久世番子氏: それもあるから余計にスペースの問題が出てきます。私は電子でも紙でもこだわりはありませんが、家庭の事情で本から離れる人がけっこういると聞いた時に、そういう人たちが、ストレスを感じずに本を持ち、読書ができるというのはいいなと思いました。本を持つというのはとてもぜいたくなことで、昔の貴族の部屋には図書室があった、という状態に似たようなことが今起こっている。東京では本屋さんに行けばたいていの本が買えますし、業界にいると本に対してお金をかけることに対して鈍感になります。1冊2000円の本というのはなかなか買えないという人たちが、本から離れてしまうということがもったいないと思います。

電子書籍は資料をたくさん持ち歩く人よりも、本棚を持てない人に活用してほしい


――電子書籍はそういう意味では可能があるのでしょうか?


久世番子氏: そうですね。でも最近、テレビやメディアで見る電子書籍は、資料がたくさんある人がそれをスマートに見るっていう風にとらえられている。
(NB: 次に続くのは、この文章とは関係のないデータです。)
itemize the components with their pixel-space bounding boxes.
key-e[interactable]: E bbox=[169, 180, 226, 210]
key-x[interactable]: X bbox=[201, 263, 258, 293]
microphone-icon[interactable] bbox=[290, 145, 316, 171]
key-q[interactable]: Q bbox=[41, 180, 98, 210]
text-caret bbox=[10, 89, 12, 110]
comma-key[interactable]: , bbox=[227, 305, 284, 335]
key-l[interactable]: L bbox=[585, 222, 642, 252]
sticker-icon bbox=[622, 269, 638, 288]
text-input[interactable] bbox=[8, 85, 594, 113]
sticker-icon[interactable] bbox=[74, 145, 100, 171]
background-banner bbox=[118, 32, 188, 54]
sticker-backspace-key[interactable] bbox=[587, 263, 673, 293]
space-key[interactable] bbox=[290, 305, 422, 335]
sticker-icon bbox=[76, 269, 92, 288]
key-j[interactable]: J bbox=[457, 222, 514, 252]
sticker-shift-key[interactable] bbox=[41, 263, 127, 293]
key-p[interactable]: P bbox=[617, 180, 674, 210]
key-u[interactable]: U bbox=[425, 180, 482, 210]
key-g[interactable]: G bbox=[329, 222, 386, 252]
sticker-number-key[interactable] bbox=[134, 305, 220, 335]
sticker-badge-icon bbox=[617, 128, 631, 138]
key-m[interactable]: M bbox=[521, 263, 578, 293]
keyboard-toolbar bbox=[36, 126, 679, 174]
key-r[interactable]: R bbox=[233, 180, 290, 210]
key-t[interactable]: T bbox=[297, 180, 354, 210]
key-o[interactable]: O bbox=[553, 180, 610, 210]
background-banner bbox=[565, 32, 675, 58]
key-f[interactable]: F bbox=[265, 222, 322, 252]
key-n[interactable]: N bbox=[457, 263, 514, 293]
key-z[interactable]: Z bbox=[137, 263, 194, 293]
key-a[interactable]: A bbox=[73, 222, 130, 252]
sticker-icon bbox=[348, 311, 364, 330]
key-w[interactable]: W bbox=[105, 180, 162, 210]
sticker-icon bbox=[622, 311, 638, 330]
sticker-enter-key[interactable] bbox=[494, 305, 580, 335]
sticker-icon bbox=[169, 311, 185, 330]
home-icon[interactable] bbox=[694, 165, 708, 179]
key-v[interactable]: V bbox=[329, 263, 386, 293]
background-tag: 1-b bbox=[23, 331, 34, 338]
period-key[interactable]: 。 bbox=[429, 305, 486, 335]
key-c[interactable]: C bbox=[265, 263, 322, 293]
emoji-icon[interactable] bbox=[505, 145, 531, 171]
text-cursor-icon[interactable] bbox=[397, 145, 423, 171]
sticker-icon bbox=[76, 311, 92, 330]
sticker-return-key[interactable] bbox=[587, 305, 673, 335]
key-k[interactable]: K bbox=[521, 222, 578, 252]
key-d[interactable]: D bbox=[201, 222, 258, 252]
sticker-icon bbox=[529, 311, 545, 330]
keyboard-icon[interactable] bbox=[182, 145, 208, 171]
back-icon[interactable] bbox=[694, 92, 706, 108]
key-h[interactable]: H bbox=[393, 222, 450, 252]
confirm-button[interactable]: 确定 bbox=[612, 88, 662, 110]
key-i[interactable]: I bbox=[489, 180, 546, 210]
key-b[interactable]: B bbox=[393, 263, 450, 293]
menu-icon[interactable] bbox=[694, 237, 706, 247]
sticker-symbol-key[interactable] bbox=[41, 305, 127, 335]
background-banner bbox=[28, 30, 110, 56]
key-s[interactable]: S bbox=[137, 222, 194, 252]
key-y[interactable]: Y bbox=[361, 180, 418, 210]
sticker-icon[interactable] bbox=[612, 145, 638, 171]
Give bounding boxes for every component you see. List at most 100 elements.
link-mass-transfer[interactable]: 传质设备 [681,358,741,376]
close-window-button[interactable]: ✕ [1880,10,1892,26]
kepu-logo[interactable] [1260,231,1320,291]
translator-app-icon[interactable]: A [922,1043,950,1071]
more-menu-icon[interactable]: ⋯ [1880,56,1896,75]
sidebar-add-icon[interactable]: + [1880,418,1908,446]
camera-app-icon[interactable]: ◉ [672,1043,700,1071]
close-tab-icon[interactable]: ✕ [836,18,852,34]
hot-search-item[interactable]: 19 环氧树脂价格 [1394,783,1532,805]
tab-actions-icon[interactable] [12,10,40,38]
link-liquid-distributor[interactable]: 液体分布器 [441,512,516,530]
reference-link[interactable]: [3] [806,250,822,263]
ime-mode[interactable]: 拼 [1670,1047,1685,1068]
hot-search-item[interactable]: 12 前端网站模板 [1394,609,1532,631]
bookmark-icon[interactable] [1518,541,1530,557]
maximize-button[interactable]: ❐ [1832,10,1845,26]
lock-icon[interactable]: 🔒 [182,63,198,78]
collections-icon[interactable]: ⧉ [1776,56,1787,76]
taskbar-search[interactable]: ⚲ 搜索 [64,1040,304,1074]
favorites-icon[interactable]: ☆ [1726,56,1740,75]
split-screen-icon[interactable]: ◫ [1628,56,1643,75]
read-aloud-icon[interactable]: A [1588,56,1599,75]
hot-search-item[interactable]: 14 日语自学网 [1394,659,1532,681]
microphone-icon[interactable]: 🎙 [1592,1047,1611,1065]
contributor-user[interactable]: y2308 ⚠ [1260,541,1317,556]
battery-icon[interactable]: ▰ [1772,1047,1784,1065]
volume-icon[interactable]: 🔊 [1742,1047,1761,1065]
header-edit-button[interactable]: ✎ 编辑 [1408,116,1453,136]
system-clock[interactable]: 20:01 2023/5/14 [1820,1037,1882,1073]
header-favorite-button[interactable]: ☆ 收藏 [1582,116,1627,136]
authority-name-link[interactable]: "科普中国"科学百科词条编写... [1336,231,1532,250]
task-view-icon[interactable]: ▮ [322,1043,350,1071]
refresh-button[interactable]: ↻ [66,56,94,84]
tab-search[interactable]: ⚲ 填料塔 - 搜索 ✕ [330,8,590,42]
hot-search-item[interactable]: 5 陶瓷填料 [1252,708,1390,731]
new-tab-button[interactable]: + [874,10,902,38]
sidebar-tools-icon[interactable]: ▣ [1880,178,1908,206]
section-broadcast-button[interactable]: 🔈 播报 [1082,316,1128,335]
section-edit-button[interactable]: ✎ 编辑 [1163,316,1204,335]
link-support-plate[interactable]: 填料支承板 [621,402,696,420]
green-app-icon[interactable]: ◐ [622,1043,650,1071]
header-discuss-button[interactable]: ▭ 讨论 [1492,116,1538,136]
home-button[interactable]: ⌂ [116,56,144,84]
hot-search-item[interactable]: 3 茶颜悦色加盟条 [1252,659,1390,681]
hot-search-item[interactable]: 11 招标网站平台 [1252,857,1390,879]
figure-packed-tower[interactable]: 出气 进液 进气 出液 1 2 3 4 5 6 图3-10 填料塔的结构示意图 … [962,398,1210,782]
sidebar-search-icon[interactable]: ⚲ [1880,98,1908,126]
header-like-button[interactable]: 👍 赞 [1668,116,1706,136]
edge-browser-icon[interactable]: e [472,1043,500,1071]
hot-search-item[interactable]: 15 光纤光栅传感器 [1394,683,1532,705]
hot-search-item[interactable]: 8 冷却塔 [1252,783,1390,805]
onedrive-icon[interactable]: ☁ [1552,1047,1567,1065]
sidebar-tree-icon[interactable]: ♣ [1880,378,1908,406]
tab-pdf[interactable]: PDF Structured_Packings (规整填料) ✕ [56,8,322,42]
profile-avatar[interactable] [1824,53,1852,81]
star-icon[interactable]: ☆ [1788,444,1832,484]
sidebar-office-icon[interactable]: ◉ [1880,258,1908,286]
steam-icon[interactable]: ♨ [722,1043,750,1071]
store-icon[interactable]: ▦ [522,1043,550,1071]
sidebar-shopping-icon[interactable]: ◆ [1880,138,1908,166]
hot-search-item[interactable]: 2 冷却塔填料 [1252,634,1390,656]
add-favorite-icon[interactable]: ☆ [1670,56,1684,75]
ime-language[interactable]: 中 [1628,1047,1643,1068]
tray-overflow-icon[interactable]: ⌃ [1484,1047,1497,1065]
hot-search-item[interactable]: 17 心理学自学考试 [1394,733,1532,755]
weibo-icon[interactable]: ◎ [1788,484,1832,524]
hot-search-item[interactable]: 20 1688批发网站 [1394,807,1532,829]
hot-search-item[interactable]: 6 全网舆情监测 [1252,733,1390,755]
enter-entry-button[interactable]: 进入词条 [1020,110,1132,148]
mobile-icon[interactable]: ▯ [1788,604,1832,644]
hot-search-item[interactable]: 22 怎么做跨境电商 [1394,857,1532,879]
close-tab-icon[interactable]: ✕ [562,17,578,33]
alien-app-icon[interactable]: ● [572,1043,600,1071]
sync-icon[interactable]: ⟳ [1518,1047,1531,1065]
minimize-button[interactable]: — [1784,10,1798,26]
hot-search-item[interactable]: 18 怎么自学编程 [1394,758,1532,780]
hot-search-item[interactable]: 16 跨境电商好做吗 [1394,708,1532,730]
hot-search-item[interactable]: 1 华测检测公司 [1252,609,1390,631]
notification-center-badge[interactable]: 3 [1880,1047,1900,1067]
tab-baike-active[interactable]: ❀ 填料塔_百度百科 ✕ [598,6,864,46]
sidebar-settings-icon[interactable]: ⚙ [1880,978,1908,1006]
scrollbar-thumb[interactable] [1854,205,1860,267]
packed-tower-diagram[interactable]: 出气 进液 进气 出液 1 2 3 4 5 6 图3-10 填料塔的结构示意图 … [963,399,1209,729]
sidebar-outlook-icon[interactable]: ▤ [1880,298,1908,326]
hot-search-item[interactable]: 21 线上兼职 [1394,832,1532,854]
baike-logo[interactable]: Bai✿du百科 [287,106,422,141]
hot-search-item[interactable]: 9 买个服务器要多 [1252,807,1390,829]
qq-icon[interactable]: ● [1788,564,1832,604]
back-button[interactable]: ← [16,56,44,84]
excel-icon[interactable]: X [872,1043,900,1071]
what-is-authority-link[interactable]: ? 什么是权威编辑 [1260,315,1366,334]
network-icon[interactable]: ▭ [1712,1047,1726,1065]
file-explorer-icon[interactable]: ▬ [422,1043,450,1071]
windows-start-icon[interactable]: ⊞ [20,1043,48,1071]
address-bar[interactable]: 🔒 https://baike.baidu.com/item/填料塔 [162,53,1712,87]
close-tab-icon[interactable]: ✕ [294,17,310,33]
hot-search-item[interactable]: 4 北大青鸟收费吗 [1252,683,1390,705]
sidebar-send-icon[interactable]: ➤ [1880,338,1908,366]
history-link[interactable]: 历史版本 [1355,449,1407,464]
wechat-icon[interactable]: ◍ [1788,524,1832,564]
でもビジネス最先端の人が資料を持ち歩くよりは、子供がいて部屋が散らかってしまって本棚を持てない、あるいは親と同居だか趣味の本をたくさん本棚に置いたりできないし、読めないという人が、電子書籍で読めたらとても楽しいだろうなと思います。

――もともと本が好きだった人が本に戻ってこられるということですね。


久世番子氏: 自分と同年代の女性は、結婚や家庭の事情で離れていっています。男性だったらまた別の考え方があるかもしれない。東京だったら通勤時間に読むという文化がありますが、田舎だと車で移動するから、基本的に電車の中で電子書籍を読むという文化がありませんので、都会と田舎では利用の仕方がやはり違ってくるのかなとも思います。

――確かに今まで、資料のスマート化に焦点が当てられていた気がします。


久世番子氏: おそらくそちらの方が利用者の金払いがいいんでしょう。主婦は電子化したら必ず参入するかといえば、そうとも限らないので、消費としては小さいかもしれません。もともと本離れしつつあるという風潮に対して、また生活にお金がかかるなどということがまた加速して、本を持つということが、二の次三の次になってしまう。

端末が安定しない限り、漫画の描き方はまだ流動的


――書き手の活躍の場という面ではどうでしょうか?


久世番子氏: 電子で書くっていうことに関してはよくわからないです。電子書籍の取り次ぎをやっている人と話してみると、「特に漫画は端末が変わってくると表現方法が変わってくる」と言われました。いわゆるコマビューだったのが、ページビューが今は主流だと聞くと、まだ固定できないと思いました。ガラケーの時はコマビューでしたが、今はスマートフォンだからページビューのようです。ということはこれからスマホの次に何かまた新しいものが出てきたら、それに合わせた表現方法が出てくるということで、これからも変わる可能性があるってことですから、「流動的すぎてついていけないから、怖い」と思いました。

――書き手として、書いた時点での思惑というものがあると思いますがいかがですか?


久世番子氏: 私は紙の漫画で読ませるというメソッドで育ってきました。いわゆる「とじ」があって「めくり」で構成していく。でも、コマビューで描かれている方は、コマで見せるという技術でやっていらっしゃるみたいで、そういう方の作品をページビューにすると、また違ってくるみたいです。技術の高め方が違ってくるということも聞きました。野球でいうと硬球か軟球かの違いのようなもので、一般の人には同じに見えるけど、やっている本人にとっては全然違うといった風に、なんとなく微妙に違うジャンルをやっている感じがします。そうなると、まだ端末が安定しておらず、これからいったいどんな端末が出てくるかもわからないとなると、そのわからなさだけが増しています。